Eğri oturup doğru konuşalım: Çalışma hayatımız gerçekten yapılması gerekmediğine gizlice inandığımız işleri yaparak geçmiyor mu? Sonuç bir cinayete eş değerdir: Ruhun boğulması… Adorno buna nesnel donukluk demişti. Ortaya attığı şey, el altında yani kolay erişilebilir olan bir şeydir.

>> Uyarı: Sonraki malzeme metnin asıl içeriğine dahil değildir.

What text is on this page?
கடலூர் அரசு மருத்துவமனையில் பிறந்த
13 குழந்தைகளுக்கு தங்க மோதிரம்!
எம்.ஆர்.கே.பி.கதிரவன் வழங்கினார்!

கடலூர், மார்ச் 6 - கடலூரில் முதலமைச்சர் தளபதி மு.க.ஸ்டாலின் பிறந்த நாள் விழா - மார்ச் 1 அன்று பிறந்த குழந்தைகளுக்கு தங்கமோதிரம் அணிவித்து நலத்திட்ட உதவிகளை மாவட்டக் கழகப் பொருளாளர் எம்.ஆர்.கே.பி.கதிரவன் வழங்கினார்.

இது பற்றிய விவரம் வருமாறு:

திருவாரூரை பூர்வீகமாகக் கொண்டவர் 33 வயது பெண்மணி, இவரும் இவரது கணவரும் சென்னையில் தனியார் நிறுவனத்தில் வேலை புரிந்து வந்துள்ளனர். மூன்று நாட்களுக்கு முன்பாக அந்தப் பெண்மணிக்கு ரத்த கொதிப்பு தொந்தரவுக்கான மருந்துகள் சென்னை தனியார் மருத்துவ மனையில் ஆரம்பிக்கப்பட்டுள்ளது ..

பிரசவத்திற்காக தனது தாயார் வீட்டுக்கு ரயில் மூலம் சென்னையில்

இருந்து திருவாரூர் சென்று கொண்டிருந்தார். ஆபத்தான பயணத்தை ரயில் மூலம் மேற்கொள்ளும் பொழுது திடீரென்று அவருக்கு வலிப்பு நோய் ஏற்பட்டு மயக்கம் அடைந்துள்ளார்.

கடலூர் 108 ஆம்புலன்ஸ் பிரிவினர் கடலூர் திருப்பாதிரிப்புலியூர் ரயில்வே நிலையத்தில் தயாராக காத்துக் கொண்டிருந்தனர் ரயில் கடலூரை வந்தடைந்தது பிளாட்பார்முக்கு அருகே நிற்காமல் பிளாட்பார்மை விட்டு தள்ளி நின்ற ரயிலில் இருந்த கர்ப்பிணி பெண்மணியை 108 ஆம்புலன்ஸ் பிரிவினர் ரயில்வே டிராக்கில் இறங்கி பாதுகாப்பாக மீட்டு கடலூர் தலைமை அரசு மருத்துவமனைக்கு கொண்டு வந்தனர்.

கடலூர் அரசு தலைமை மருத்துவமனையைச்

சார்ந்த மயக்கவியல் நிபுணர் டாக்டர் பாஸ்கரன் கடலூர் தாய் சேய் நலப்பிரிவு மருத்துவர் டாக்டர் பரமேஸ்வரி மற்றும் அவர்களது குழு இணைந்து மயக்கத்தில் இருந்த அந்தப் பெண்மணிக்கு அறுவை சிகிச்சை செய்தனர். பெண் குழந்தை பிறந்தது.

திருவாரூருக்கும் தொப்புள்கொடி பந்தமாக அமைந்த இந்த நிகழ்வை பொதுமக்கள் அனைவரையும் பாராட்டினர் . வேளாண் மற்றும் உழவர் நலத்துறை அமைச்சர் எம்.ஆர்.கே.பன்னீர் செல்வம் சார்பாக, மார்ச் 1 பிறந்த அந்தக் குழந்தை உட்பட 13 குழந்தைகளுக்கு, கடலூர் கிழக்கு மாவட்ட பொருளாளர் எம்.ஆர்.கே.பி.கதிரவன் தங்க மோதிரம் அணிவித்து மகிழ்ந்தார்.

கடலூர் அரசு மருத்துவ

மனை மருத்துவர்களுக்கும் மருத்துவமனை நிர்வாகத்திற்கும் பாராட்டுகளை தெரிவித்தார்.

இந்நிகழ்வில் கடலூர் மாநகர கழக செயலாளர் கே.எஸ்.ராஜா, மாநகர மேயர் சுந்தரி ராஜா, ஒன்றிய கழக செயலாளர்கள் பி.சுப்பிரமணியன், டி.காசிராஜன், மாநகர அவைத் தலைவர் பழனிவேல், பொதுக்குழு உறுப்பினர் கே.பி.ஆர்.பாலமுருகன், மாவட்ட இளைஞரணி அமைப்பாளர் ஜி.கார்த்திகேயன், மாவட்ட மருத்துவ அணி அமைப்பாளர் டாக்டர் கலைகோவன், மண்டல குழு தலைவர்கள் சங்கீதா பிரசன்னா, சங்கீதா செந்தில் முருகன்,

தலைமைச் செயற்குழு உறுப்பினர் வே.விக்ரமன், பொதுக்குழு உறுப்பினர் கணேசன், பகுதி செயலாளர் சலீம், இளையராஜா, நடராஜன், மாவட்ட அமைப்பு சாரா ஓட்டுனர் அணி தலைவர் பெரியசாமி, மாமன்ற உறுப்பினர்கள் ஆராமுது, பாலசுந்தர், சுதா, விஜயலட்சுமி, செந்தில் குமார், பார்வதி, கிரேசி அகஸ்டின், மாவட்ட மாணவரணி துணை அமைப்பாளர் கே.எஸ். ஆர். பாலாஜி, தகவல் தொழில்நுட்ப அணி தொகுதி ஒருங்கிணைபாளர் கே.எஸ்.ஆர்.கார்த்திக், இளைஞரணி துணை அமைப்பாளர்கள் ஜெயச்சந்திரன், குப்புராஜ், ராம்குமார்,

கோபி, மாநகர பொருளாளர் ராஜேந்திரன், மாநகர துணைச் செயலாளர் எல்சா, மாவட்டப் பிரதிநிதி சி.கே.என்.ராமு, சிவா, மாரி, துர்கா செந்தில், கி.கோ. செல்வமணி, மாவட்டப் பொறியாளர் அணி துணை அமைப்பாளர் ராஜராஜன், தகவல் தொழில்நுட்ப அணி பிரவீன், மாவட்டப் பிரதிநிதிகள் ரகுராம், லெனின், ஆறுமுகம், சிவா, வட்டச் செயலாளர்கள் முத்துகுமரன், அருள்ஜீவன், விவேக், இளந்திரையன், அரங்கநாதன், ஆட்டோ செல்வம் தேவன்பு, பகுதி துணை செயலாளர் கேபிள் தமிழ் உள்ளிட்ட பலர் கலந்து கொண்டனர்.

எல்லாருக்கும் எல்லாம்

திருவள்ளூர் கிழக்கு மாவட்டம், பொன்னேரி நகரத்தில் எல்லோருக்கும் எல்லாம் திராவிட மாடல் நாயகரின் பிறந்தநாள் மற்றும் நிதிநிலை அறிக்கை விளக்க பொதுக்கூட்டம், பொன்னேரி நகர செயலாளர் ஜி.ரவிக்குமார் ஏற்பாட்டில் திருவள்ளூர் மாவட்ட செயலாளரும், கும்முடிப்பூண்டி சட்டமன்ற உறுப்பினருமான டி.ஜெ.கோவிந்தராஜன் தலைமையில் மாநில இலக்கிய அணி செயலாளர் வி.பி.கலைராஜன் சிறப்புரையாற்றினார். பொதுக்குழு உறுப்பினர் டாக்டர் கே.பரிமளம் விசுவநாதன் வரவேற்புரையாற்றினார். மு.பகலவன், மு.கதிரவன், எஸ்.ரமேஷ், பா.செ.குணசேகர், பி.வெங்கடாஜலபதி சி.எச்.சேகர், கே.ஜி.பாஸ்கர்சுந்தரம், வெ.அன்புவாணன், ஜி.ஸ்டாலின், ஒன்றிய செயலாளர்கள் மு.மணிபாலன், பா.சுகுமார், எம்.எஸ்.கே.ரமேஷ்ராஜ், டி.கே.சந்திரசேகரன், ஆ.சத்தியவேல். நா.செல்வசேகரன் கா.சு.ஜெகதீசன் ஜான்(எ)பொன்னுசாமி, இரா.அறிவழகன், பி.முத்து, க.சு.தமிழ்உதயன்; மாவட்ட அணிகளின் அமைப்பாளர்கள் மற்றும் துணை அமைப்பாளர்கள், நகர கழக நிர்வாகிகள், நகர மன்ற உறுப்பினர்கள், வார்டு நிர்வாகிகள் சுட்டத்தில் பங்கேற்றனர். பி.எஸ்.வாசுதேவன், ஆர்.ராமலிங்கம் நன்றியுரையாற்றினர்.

Canınız sıkılıyor, ruhunuz boğuluyor, öyle mi? Sıkıldığınızı söylemek, çocukken olduğu gibi yapacak bir şey bulamamak ve mızırdanmak hayal gücünden veya inisiyatif almaktan yoksun olduğunuzu gösterir. Tutkularınızın ne olduğunu keşfedeceğiniz bir ip ucu, size: Hapse atılmış bir avukat, “beni adil yargılayın” dedi. Adil yargılanma talebi gerçekleşene kadar yemek yemeyeceğini beyan etti. Yaptı da. İki yüz küsur gün boyunca sesini duyuramadı, duyurması gereken yerlere… Geçen akşam öldü. O avukat ölümüyle ne demek istedi? Ayrıca, adalet-avukat-ölüm kelimelerini tek bir cümle içinde kullanabiliyor musunuz?

Aytuna Tosunoglu

Ankara’da 1963 yılında doğan Aytuna Tosunoğlu’nun çocukluğu İzmir ve Malatya’da, öğrencilik yılları İstanbul ve Londra’da geçti. 2002 yılına kadar çeşitli çokuluslu şirketlerde çalıştı. “Müseccel Marka”, ilk öyküsünü on altı yaşında yazan Aytuna Tosunoğlu’nun ilk romanı.